I suspect that just as the human nerve system is more than just the grey stuff in your scull cap but additionally your spinal cord, nerves, smart sensors, nerve wiring, etc, bees probably have more nerve cells and programming than just what's between their multi-eyes (if that's possible). Imagine a flying swirling brain (egads!). One mill neurons is probably a lot for a bee, especially since we really don't know 100% for sure how the neurons work (even though some think they know how they work 100% just like our neural net software yet that we just can't seem to get them to work as well as they do). Also, we are not sure how DNA information plays a part in the function of neurons (it actually might be like a hard coded program and a few neurons just interpret that program). There's probably a lot we don't know about brain and nervous function! And of course I don't claim to know either. At any rate, the smarts of bees is probably more than just pure neurons, but probably something else in their body that helps their intelligence along. When you think of Bee Brains, think more of scratch pad memory and slightly less of just pure program space is my guess.

I agree., posted 19 Oct 2006 at 19:50 UTC by marev » (Observer)

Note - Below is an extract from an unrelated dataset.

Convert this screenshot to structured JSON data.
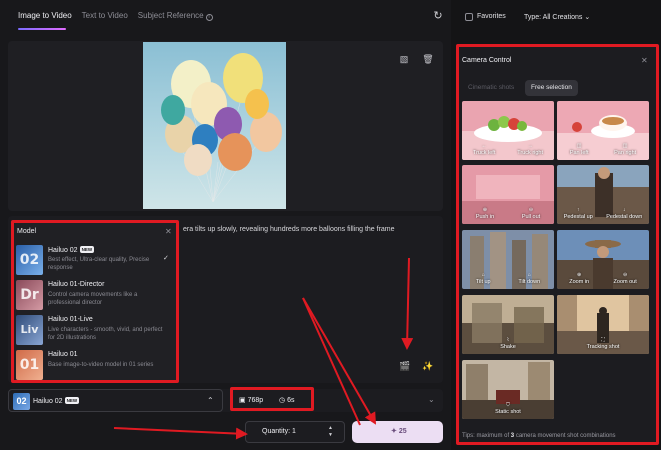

Bees have detailed mapping of their worlds,partly eyes but i bet mostly smell and partly getting smacked around if they do not have all the energy that the others have and seem lazy.I have mentioned before that basic little creatures,i beleive,are not the creatures to do in-depth research on or even more clever creatures,the human is the prime evolved mammal on this planet and all should go onwards from where we are only.I know it is said that to understand how we work less complex designs have to be worked out to help but not much i reckon,i.e.humans upwards and onwards to become adapted nice robotics.

Sorry... Bees don't think that way, posted 21 Oct 2006 at 02:41 UTC by Trilithon » (Observer)

I once kept bees. Lots of bees. Though they are extremely fascinating creatures, and capable of things that are extraordinary, they are still just cute little bugs. Bees do not think that heavily. Bees don't map anything visually, with the exception of thier home. Bees don't navigate by landmark, but they do by the position of the sun. Bees do understand time. That is what is most fascinating. Consider... a bee leaves it's hive... flies for 40 minutes,and lands to collect a very high-protien pollen. It spends 20 minutes there. It leaves and flys home... but into a headwind. It takes 90 minutes to get home, since it had a tailwind when it left. How does the bee figure out how to adjust? We haven't even gotten into cross-wind components, keep in mind. I guess my point is, we have no concept of bee-minds... even the mind of the bee is more complex than our understanding can come close too. It is estimated we understand about 2% of honeybee behavior, and as a beekeeper, I would agree.

Matt

Which reminds me...., posted 23 Oct 2006 at 04:18 UTC by TheDuck » (Journeyer)

Now I want to find the info relating to a show I saw on bees. It was probably Scientific American or something like that. They changed the target area for the bee in (iirc) three ways: spatial, colour, and repetition; i.e. the moved things around, then left them but they were all different colours, then made everything the same. The bees definitely either responded significantly to one condition or one condition didn't matter or something like that. Now that I have spent a lot of time providing no information whatsoever, I will say it was a fascinating study. Given that I play with genetic programming for robot control, this reminds me of a great training scenario. Thanks!